だから、躯を動かしはじめた。一昨日も昨日も小雨模様の中を伸びた草を刈っている。汗を拭きながら一心不乱に動力鎌を振るって草刈をしていれば、しばしのあいだは忘れていられる。それでも苅り払ってさっぱりした畑や林や土手を眺めると、「父も母もこの畑を見ることはないし、中村がこの庭にやって来ることもない。」という思いが湧き上がってくる。我が仕事の跡を見てほしい人が、ひとりまたひとりと私の廻りから消えてゆく。

六十を過ぎてから、弟を亡くし、父母を見送り、叔父叔母を送り、何人かの友人や知人を送った。中村君と共通のふるい友がこうも言う。『虚しさ、寂しさがつのる今日このごろです。それにしてもあの世にいる肉親、親戚、友人、知人の人数がこの世にいるその人たちと変わらなくなって来ました。また冥土で先に行った人達と楽しく過ごせるならそのうち行くのも悪くないと思っています。では、おやすみなさい。』

年を重ねると云うことが、あの世の縁者が増えてゆくことであり、死ぬことが身近になってくると云うことなのであろう。それにしても、両親をはじめ、縁者友人を送るたびに、悔いが残る。だから、悔いを残さないように、今日のことは、明日に廻さず今日のうちにと思っているが、思うようにもならず、悔いはいつも残る。

死者は、残された者の記憶にあるあいだは生きていると考える。折りにふれ機会ある毎に、縁ある者が思い出を語ることで、死者は生きている。中村のメモワールを記事にし、関わる記事にタグ”友よ”を付けながら、彼に関わる記録を読み返し、写真を眺めている。

その残る記憶も衝撃の日が過ぎて、一日一日が過ぎてゆくうちに薄らいでゆく。忘れてしまうということではない。思い出すことが、日毎に間遠になってゆくのである。こうして、父母のことも弟のことも叔父叔母のことも記憶から薄れてゆく。

先の記事で、「こうやって一つ一つ身近な大切な人との別れに、慣らされてゆくのだろうか。 その涯に沈みや淀みを積み増して、少しくらいのざわめきでは揺れない心の澱《おり》を重ねてゆくというのであろうか。」と記したが、心の澱の底に縁者の記憶も沈ませてゆくのであろうし、それがまだ生きていると云うことでもあろう。

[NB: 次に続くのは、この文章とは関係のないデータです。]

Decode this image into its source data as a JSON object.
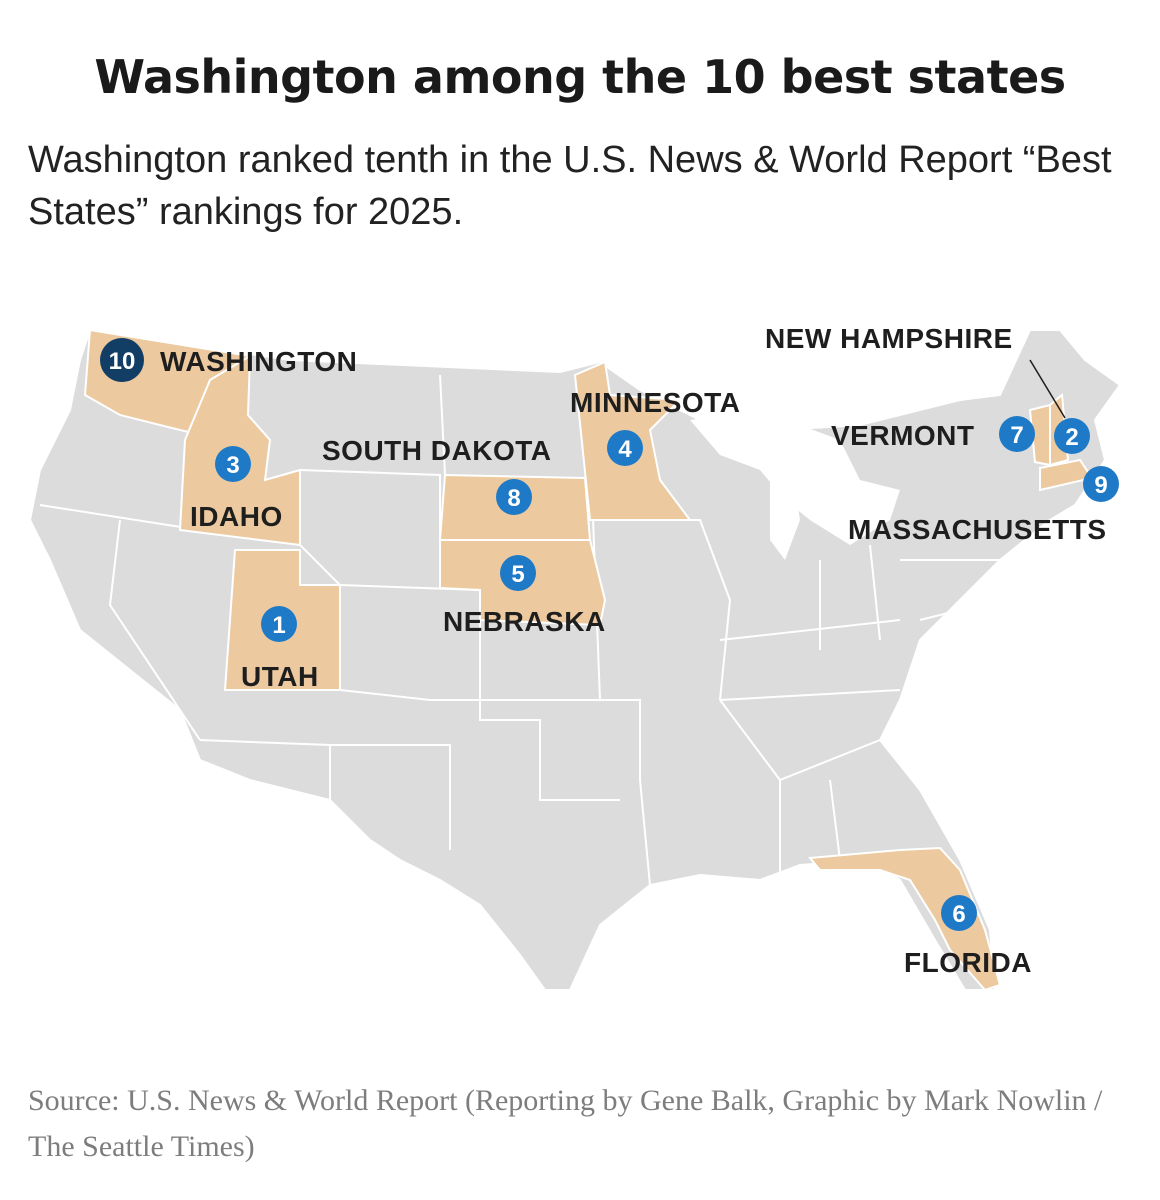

そうは言いながらも、畑にいれば植え込みの影から腰が曲がった躯を揺すりながら母が手押し車を押しながら現れる気がする。父が草箕を小脇に抱えて歩いてくる気がする。「ヨオッ」と言いながら片手を挙げて中村が顔を出しそうな気がするのである。

いつの頃からか、父母が亡くなって暫く後からのことと思う。縁者友人知人の葬儀やお別れに枕経を捧げるのがならいとなった。通夜勤行のお邪魔にならない時を見計らってご遺族のお許しを得て枕経を詠み上げるのである。 小柳町の叔父、益雄叔父、中村は通夜勤行の前に、岩田先輩、村北は弔問のときに正信偈を一巻詠み上げた。そして、折々に時々に、そういった先に逝きし娘、弟、両親、叔父叔母従兄弟、友人縁者を偲んで仏壇の前に正座して正信偈を詠むのである。 帰依したと云う訳でもないし信心深いと云う訳でもない、娘や弟そして父母を送った正信偈を声高く朗詠すると、なんとなく一つのカタルシスを味わう心地がして心がやわらぐのである。